West Countryman Edward Teach, known as Blackbeard, was said to have had the upbringing of a gentleman. But he certainly didn’t behave like one as an adult.

He took his pirate's name from his long scraggly black beard, which was said to grow ‘up to his eyes’. During confrontations with other ships, in order to look scary, he placed lit matches in his beard and used wax to shape his facial hair so that it looked like a nest of crawling snakes. Married 14 times, Blackbeard treated his last wife, Mary Ormond, ‘in a manner so brutal, that was shocking to all decency’.

Even though he was a cunning pirate, who once held an entire town to ransom, he was said to be lenient towards his prisoners, succeeding in frightening them into submission instead.

But his reputation for brutality may have come from the way he treated his crew.

In one famous incident, he wounded his second in command, Israel Hands, supposedly for fun. Drinking with Hands one night in his cabin, Blackbeard fired at him under the table, intending to kill him. He missed and blasted Hands’s knee instead, crippling him for life. Blackbeard once marooned 17 of his men on a desert island. They would almost have certainly died but were rescued by Captain Bonnet.

Blackbeard lived by the sword, and he died by it too. In 1718, Lieutenant Robert Maynard of the Royal Navy killed Blackbeard in a bloody and long-winded one-on-one scrap on the deck of Maynard’s ship.

5. François l'Olonnais

Jean-David Nau, better known as François l'Olonnais, was a famously ferocious French pirate who operated off the coast of Central and South America. It is thought that l'Olonnais originally went to the Caribbean as an indentured servant, but by 1660 was a free man at the beginning of his pirate career.

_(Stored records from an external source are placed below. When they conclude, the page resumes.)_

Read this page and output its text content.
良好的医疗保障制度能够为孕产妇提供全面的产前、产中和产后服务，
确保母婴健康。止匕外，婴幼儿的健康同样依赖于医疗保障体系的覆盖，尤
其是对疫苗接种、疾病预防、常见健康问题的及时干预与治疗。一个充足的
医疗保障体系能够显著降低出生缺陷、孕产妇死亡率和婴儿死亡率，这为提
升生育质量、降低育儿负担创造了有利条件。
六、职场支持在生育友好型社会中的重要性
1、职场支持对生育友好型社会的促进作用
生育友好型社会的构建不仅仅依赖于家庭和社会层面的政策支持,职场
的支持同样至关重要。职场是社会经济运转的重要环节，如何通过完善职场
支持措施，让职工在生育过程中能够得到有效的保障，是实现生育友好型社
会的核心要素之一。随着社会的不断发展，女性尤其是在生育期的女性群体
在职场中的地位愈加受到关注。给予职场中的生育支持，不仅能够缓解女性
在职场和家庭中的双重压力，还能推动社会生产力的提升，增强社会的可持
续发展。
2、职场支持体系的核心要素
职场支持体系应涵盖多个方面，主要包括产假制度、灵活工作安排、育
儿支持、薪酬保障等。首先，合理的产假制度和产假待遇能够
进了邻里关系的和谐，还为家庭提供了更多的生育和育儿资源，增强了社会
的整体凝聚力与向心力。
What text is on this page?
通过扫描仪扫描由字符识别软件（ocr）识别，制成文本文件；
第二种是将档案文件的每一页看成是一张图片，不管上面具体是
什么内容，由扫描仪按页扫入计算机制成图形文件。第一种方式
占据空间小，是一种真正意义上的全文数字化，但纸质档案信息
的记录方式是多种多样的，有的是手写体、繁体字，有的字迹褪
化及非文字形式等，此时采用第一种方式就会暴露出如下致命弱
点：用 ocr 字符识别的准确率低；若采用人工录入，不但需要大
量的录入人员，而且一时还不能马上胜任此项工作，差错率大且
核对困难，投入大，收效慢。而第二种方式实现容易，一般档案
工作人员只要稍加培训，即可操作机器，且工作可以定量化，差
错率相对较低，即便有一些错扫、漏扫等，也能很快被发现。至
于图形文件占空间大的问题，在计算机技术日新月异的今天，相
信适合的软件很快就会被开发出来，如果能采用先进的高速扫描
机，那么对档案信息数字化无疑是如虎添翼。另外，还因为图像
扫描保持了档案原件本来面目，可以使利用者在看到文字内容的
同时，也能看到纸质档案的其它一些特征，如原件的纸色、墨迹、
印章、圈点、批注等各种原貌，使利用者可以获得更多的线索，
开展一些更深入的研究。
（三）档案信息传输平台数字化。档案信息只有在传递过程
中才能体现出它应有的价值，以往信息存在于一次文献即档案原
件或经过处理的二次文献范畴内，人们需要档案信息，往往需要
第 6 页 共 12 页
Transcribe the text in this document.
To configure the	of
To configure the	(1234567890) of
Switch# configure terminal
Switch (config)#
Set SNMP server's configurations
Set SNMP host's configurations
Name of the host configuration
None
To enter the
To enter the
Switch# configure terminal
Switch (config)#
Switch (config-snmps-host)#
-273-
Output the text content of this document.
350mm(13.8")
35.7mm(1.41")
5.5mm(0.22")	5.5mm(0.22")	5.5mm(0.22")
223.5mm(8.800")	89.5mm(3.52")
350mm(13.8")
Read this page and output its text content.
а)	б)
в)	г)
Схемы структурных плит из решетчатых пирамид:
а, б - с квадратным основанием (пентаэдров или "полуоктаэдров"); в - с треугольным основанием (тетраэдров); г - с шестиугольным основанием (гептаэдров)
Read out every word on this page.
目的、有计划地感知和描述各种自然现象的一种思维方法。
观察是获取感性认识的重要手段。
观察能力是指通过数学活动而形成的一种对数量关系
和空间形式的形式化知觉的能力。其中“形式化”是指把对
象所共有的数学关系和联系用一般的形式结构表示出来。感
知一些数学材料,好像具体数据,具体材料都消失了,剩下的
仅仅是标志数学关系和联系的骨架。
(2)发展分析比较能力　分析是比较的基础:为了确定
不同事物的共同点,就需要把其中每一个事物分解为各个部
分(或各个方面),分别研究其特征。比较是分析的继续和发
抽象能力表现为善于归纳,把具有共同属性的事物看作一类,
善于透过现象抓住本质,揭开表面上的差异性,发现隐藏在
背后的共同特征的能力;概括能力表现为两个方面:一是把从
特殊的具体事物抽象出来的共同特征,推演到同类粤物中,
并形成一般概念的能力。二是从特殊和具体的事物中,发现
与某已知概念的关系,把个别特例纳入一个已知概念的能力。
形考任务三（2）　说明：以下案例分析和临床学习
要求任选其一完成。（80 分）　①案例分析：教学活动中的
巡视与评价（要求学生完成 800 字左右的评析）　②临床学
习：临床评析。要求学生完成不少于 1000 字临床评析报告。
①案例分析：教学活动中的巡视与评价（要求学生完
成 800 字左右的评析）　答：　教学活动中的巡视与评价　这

One day in 1667, l'Olonnais set about interrogating two Spanish prisoners. Beginning with the first captive, l'Olonnais drew his cutlass and personally cut out the man’s heart. He then began ‘gnawing’ on the organ like a ‘ravenous wolf’ according to one account. The terrified second prisoner then told the pirate captain all he wanted to know.

Favoured torture methods employed by l'Olonnais included cutting small bits of flesh off of victims, roasting them alive, and using strong ropes to squeeze their heads till their eyes popped out. When the callous corsair and his cutthroats plundered the town of San Antonio de Gibraltar in Venezuela, they unsparingly slaughtered the garrison of 500 Spanish soldiers.

The Frenchman eventually met a very unpleasant end. He was brutally butchered by the Kuna indigenous people in the Gulf of Darién, in the southern Caribbean. They cut him to pieces while alive, cooked him and then ate him.